Byers Helen K, Cipriano Rocco C, Gudkovs Nicholas, Cranel Mark St J
Australian Animal Health Laboratory, CSIRO Livestock Industries, Geelong, VIC.
Dis Aquat Organ. 2002 May 10;49(2):139-44. doi: 10.3354/dao049139.
Two Aeromonas salmonicida-specific polymerase chain reaction (PCR) tests and 1 A. salmonicida subsp. salmonicida-specific PCR test were used to screen salmonid populations that were either overtly or covertly infected with A. salmonicida subsp. salmonicida. It was demonstrated that these PCR assays could be used to replace the biochemical testing currently employed to confirm the identity of A. salmonicida isolates cultured from infected fish. The AP and PAAS PCR assays were also capable of direct detection of A. salmonicida in overtly infected fish, with mucus, gill and kidney samples most likely to yield a positive result. Culture was a more reliable method for the direct detection of A. salmonicida in covertly infected salmonids than was the direct PCR testing of tissue samples, with the AP and PAAS PCRs having a lower detection limit (LDL) of approximately 4 x 10(5) colony-forming units (CFU) g(-1) sample.
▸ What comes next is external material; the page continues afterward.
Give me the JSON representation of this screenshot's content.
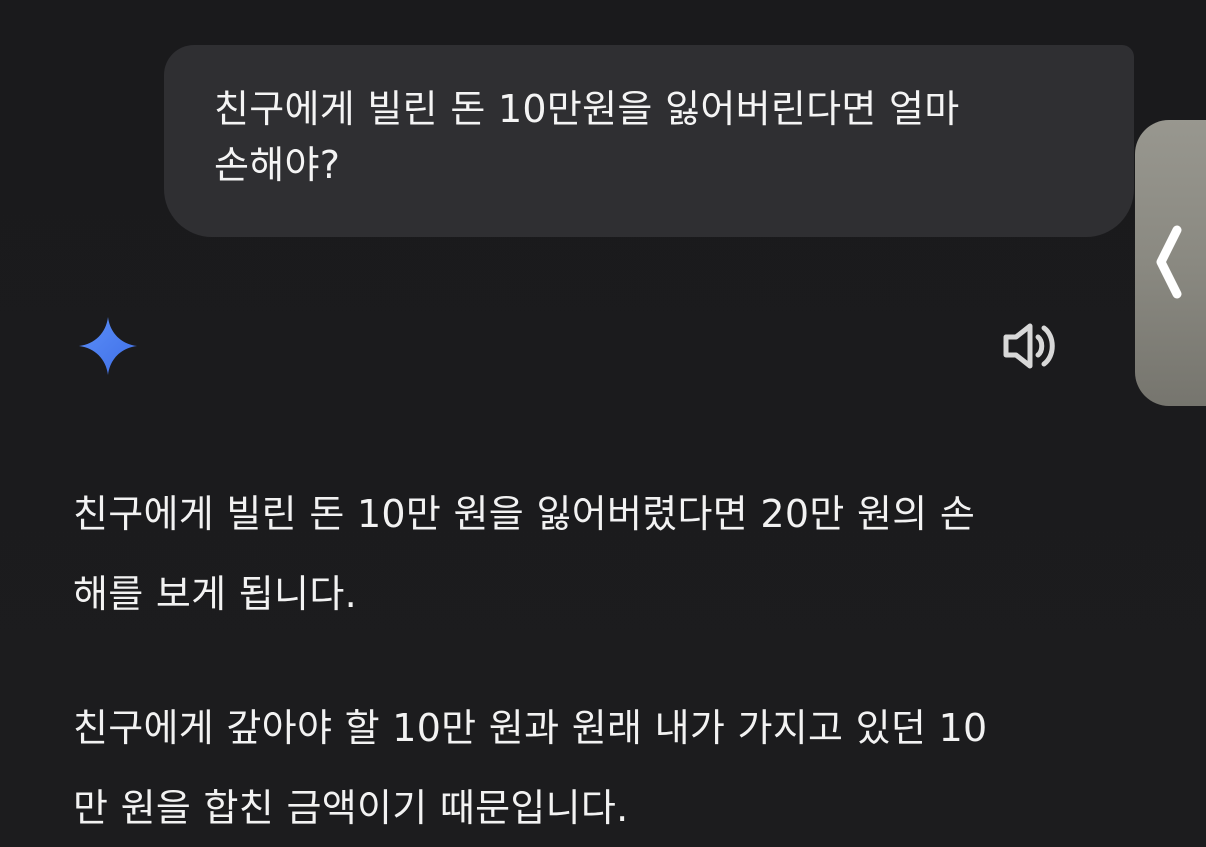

使用两种杀鲑气单胞菌特异性聚合酶链反应(PCR)检测和1种杀鲑气单胞菌杀鲑亚种特异性PCR检测,对明显或隐匿感染杀鲑气单胞菌杀鲑亚种的鲑科鱼类种群进行筛查。结果表明,这些PCR检测方法可用于替代目前用于确认从感染鱼类中培养出的杀鲑气单胞菌分离株身份的生化检测。AP和PAAS PCR检测还能够直接检测明显感染的鱼类中的杀鲑气单胞菌,黏液、鳃和肾脏样本最有可能得出阳性结果。对于隐匿感染的鲑科鱼类,培养法比组织样本的直接PCR检测法更可靠地直接检测杀鲑气单胞菌,AP和PAAS PCR的检测下限(LDL)约为4×10⁵菌落形成单位(CFU)g⁻¹样本。